Trois cent mètres plus haut et un peu après ce départ foudroyant, notre patrouille arrive exténuée au sommet du splendide rocher où Christian est en train de déballer la nourriture.
Bernard a l’air de vouloir entamer une protestation indignée mais, étant à moitié en train de cracher tripes et poumons, sa tentative n’obtient pas l’effet escompté et il finit par se laisser tomber sur le dos.
Avec un air narquois, Christian leur lance à tous :
      - Eh bien, vous voyez, ce n’était pas si dur que ça, c’était même très facile !
      Six regards noirs lui font comprendre qu’il vaut mieux faire profil bas dans ce genre de situation.
Pendant le déjeuner, acheté dans le petit village près duquel leur troupe campe, Célestin demande à Harold :
      - On dort où ce soir ?
      - A Bretzelthai, juste de l’autre coté du col, si on arrive assez tôt, il y aurait un truc assez intéressant à visiter, Ölzi-dorf : une reconstitution d’un village de l’âge de bronze.

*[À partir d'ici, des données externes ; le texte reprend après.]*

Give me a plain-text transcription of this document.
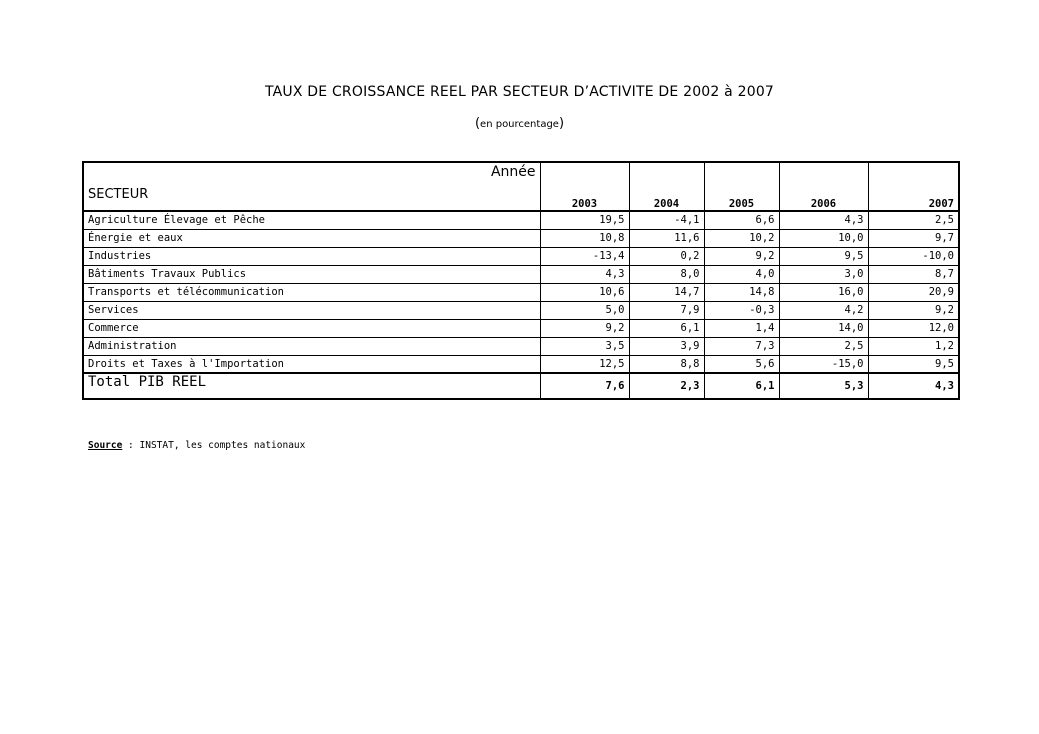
TAUX DE CROISSANCE REEL PAR SECTEUR D’ACTIVITE DE 2002 à 2007
(en pourcentage)
Année
SECTEUR	2003	2004	2005	2006	2007
Agriculture Élevage et Pêche	19,5	-4,1	6,6	4,3	2,5
Énergie et eaux	10,8	11,6	10,2	10,0	9,7
Industries	-13,4	0,2	9,2	9,5	-10,0
Bâtiments Travaux Publics	4,3	8,0	4,0	3,0	8,7
Transports et télécommunication	10,6	14,7	14,8	16,0	20,9
Services	5,0	7,9	-0,3	4,2	9,2
Commerce	9,2	6,1	1,4	14,0	12,0
Administration	3,5	3,9	7,3	2,5	1,2
Droits et Taxes à l'Importation	12,5	8,8	5,6	-15,0	9,5
Total PIB REEL	7,6	2,3	6,1	5,3	4,3
Source : INSTAT, les comptes nationaux
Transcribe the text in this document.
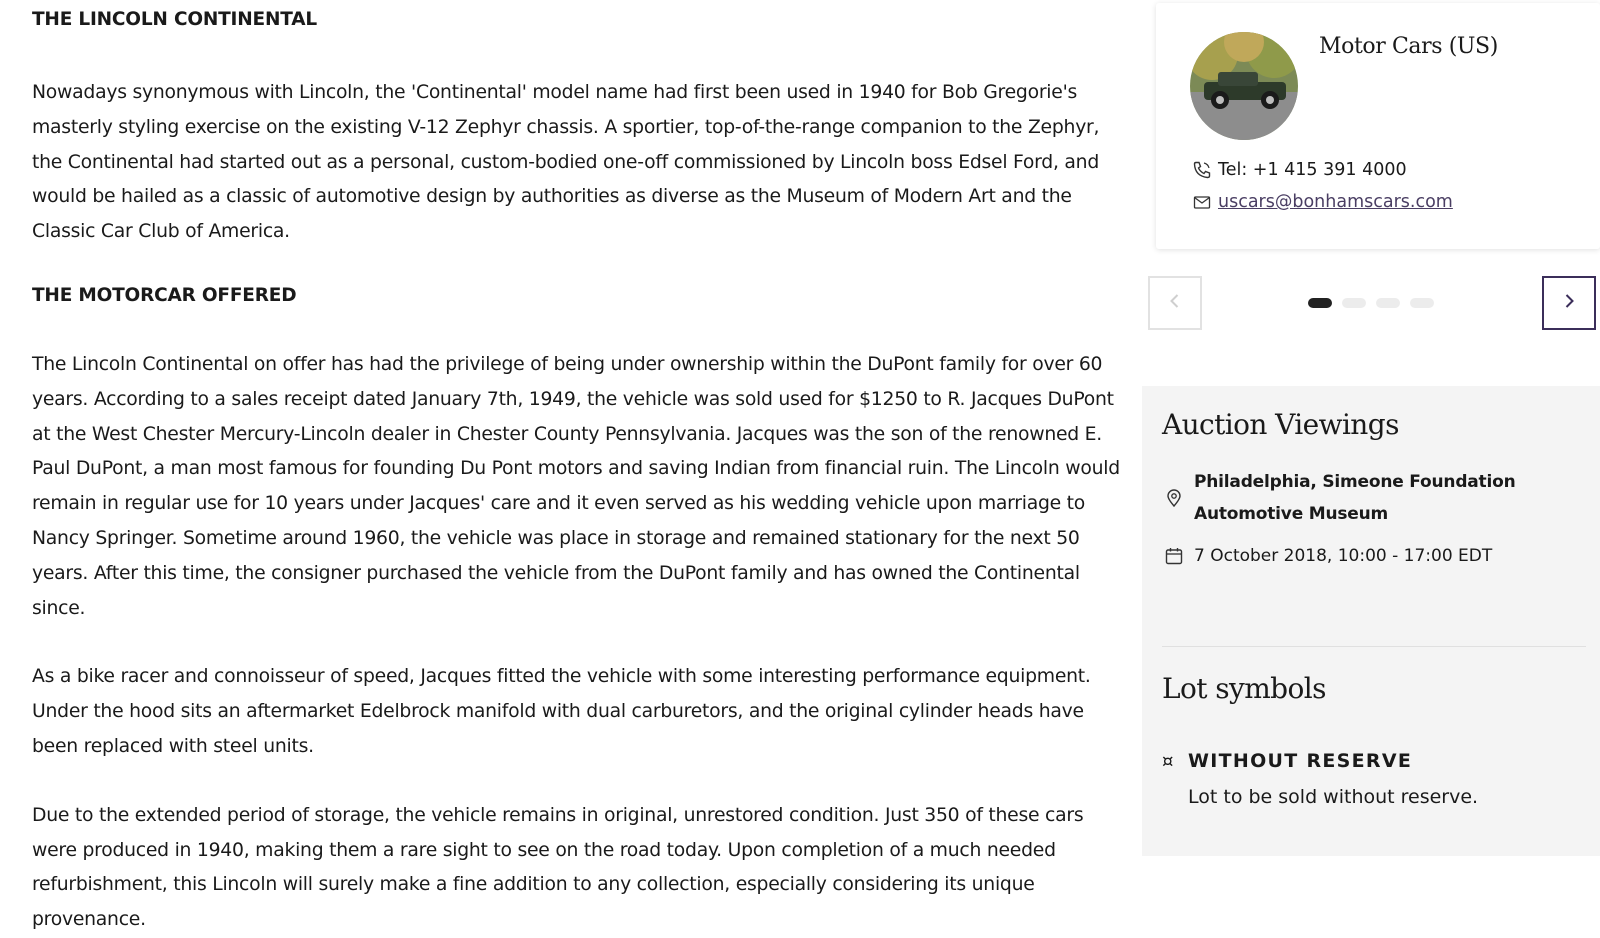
THE LINCOLN CONTINENTAL

Nowadays synonymous with Lincoln, the 'Continental' model name had first been used in 1940 for Bob Gregorie's masterly styling exercise on the existing V-12 Zephyr chassis. A sportier, top-of-the-range companion to the Zephyr, the Continental had started out as a personal, custom-bodied one-off commissioned by Lincoln boss Edsel Ford, and would be hailed as a classic of automotive design by authorities as diverse as the Museum of Modern Art and the Classic Car Club of America.

THE MOTORCAR OFFERED

The Lincoln Continental on offer has had the privilege of being under ownership within the DuPont family for over 60 years. According to a sales receipt dated January 7th, 1949, the vehicle was sold used for $1250 to R. Jacques DuPont at the West Chester Mercury-Lincoln dealer in Chester County Pennsylvania. Jacques was the son of the renowned E. Paul DuPont, a man most famous for founding Du Pont motors and saving Indian from financial ruin. The Lincoln would remain in regular use for 10 years under Jacques' care and it even served as his wedding vehicle upon marriage to Nancy Springer. Sometime around 1960, the vehicle was place in storage and remained stationary for the next 50 years. After this time, the consigner purchased the vehicle from the DuPont family and has owned the Continental since.

As a bike racer and connoisseur of speed, Jacques fitted the vehicle with some interesting performance equipment. Under the hood sits an aftermarket Edelbrock manifold with dual carburetors, and the original cylinder heads have been replaced with steel units.

Due to the extended period of storage, the vehicle remains in original, unrestored condition. Just 350 of these cars were produced in 1940, making them a rare sight to see on the road today. Upon completion of a much needed refurbishment, this Lincoln will surely make a fine addition to any collection, especially considering its unique provenance.

Motor Cars (US)
Tel: +1 415 391 4000
uscars@bonhamscars.com
Auction Viewings
Philadelphia, Simeone Foundation Automotive Museum
7 October 2018, 10:00 - 17:00 EDT
Lot symbols
¤ WITHOUT RESERVE
Lot to be sold without reserve.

On devrait y arriver dans combien de temps, Aymeric ?
      - Si tout va bien, vers 17 heures, lui répond l’intéressé.
      - Ce truc de l’âge de bronze, c’est parce qu’on a retrouvé il y a une vingtaine d’année un cadavre d’époque surgelé dans un col du haut de la vallée, parfaitement conservé.

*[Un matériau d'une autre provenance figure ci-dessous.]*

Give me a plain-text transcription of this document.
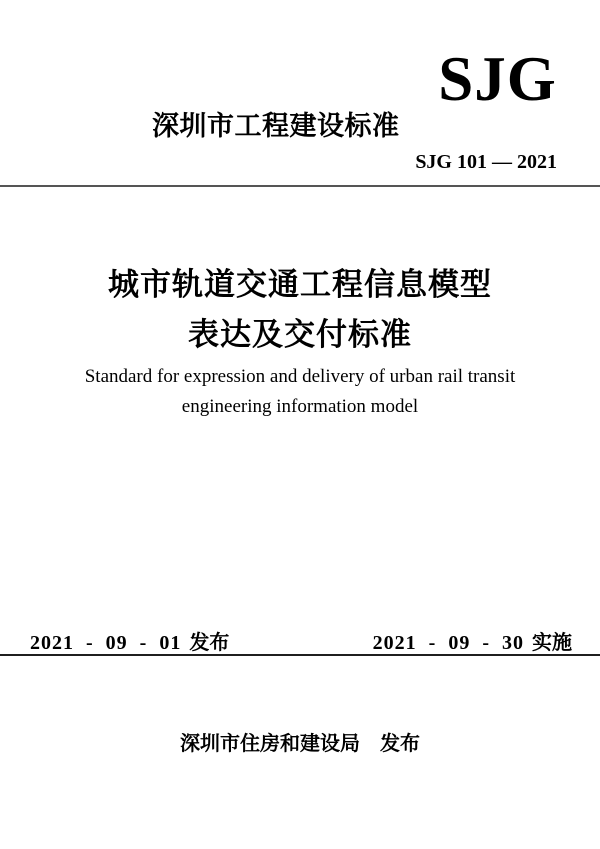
深圳市工程建设标准
SJG
SJG 101 — 2021
城市轨道交通工程信息模型
表达及交付标准
Standard for expression and delivery of urban rail transit
engineering information model
2021 - 09 - 01 发布	2021 - 09 - 30 实施
深圳市住房和建设局 发布
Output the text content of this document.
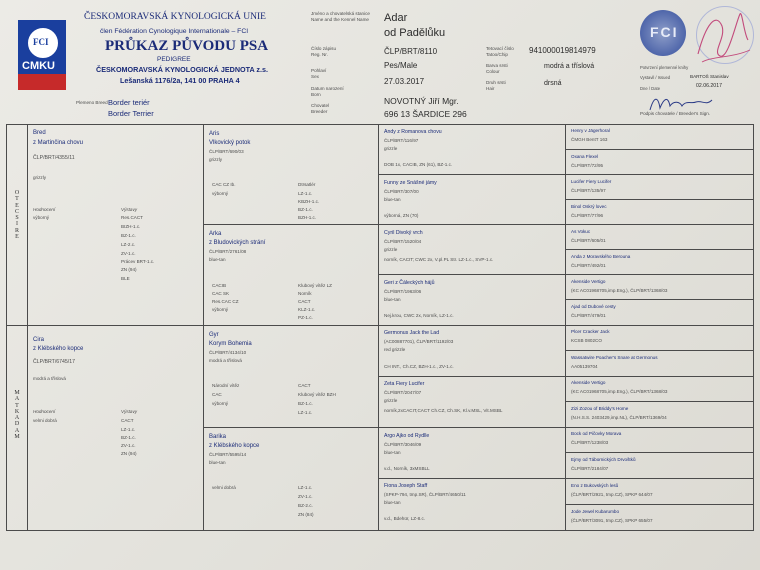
FCI
CMKU
ČESKOMORAVSKÁ KYNOLOGICKÁ UNIE
člen Fédération Cynologique Internationale – FCI
PRŮKAZ PŮVODU PSA
PEDIGREE
ČESKOMORAVSKÁ KYNOLOGICKÁ JEDNOTA z.s.
Lešanská 1176/2a, 141 00 PRAHA 4
Plemeno Breed Border teriér
Border Terrier
Jméno a chovatelská stanice
Name and the Kennel Name
Číslo zápisu
Reg. Nr.
Pohlaví
Sex
Datum narození
Born
Chovatel
Breeder
Adar
od Padělůku
ČLP/BRT/8110
Pes/Male
27.03.2017
NOVOTNÝ Jiří Mgr.
696 13 ŠARDICE 296
Tetovací číslo
Tatoo/Chip
Barva srsti
Colour
Druh srsti
Hair
941000019814979
modrá a tříslová
drsná
FCI
Potvrzení plemenné knihy
Vystavil / Issued	BARTOŠ Stanislav
Dne / Date	02.06.2017
Podpis chovatele / Breeder's Sign.
O T E C S I R E
M A T K A D A M
Bred
z Martinčina chovu
ČLP/BRT/4355/11
grizzly
Hodnocení
výborný
Výstavy
Res.CACT
BIZH-1.c.
BZ-1.c.
LZ-2.c.
ZV-1.c.
Prácev BRT-1.c.
ZN (94)
BLE
Cira
z Klébského kopce
ČLP/BRT/6745/17
modrá a tříslová
Hodnocení
velmi dobrá
Výstavy
CACT
LZ-1.c.
BZ-1.c.
ZV-1.c.
ZN (94)
Aris
Vlkovický potok
ČLP/BRT/690/03
grizzly
CAC CZ Ib.
výborný
Dtrsatlér
LZ-1.c.
KBZH-1.c.
BZ-1.c.
BZH-1.c.
Arka
z Bludovických strání
ČLP/BRT/2761/08
blue-tan
CACIB
CAC SK
Res.CAC CZ
výborný
Klubový vítěz LZ
Norník
CACT
KLZ-1.c.
PZ-1.c.
Gyr
Korym Bohemia
ČLP/BRT/4134/10
modrá a tříslová
Národní vítěz
CAC
výborný
CACT
Klubový vítěz BZH
BZ-1.c.
LZ-1.c.
Barika
z Klébského kopce
ČLP/BRT/5595/14
blue-tan
velmi dobrá	LZ-1.c.
ZV-1.c.
BZ-2.c.
ZN (84)
Andy z Romanova chovu
ČLP/BRT/116/97
grizzle
DOB 1x, CACIB, ZN (61), BZ-1.c.
Funny ze Snášné jámy
ČLP/BRT/307/00
blue-tan
výborná, ZN (70)
Cyril Divoký vrch
ČLP/BRT/1520/04
grizzle
norník, CACIT; CWC 2x, V.pl.PL Str. LZ-1.c., SVP-1.c.
Geri z Čáleckých hájů
ČLP/BRT/1963/06
blue-tan
Nej.krou, CWC 2x, Norník, LZ-1.c.
Germonus Jack the Lad
(AC00887701), ČLP/BRT/1192/03
red grizzle
CH INT., Ch.CZ, BZH-1.c., ZV-1.c.
Zeta Fiery Lucifer
ČLP/BRT/2047/07
grizzle
norník,2xCACIT,CACT Ch.CZ, Ch.SK, Kl.v.MSL, Vit.MSBL
Argo Ajko od Rydlle
ČLP/BRT/3046/09
blue-tan
v.d., Norník, 3xMSBLL
Fiona Joseph Staff
(SPKP-794, tmp.SR), ČLP/BRT/4650/11
blue-tan
v.d., Bdehür, LZ-8.c.
Henry v Jägerhoral
ČMGH BentT 163
Oxana Flexel
ČLP/BRT/72/95
Lucifer Fiery Lucifer
ČLP/BRT/135/97
Binol Oskrý lovec
ČLP/BRT/77/96
As Vokuc
ČLP/BRT/605/01
Anda z Moravského Berouna
ČLP/BRT/492/01
Akenside Vertigo
(KC AC01968705,imp.Eng.), ČLP/BRT/1368/03
Ajad od Dubové cesty
ČLP/BRT/479/01
Plcer Cracker Jack
KCSB 0802CO
Wassatwire Poacher's Snare at Germonus
AA05139704
Akenside Vertigo
(KC AC01968705,imp.Eng.), ČLP/BRT/1368/03
Zizi Zozou of Briddy's Home
(N.H.S.S. 2403429,imp.NL), ČLP/BRT/1369/04
Bock od Pičovky Morava
ČLP/BRT/1238/03
Ejmy od Tábornických Drvoštků
ČLP/BRT/2184/07
Eno z Bukovských lesů
(ČLP/BRT/2921, tmp.CZ), SPKP 644/07
Jode Jewel Kubarumbo
(ČLP/BRT/3091, tmp.CZ), SPKP 655/07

      - BRRRrrrr, ça fait froid dans le dos ton truc, lui répond Célestin.
      Aymeric, sortant la boussole dit :
      - Elle a fait son temps, elle : regardez, elle indique carrément le glacier. A moins qu’on soit dans la mauvaise vallée, elle donne l’opposé de ce qu’elle devrait.
      - Eh bien, on saura qu’il faut inverser les résultats…


* * *


      Le groupe commence à prendre de l’altitude, et domine légèrement le glacier. Christian dit calmement :
      - Il commence à faire froid. Ma constitution biologique n’est pas adaptée aux grands froids.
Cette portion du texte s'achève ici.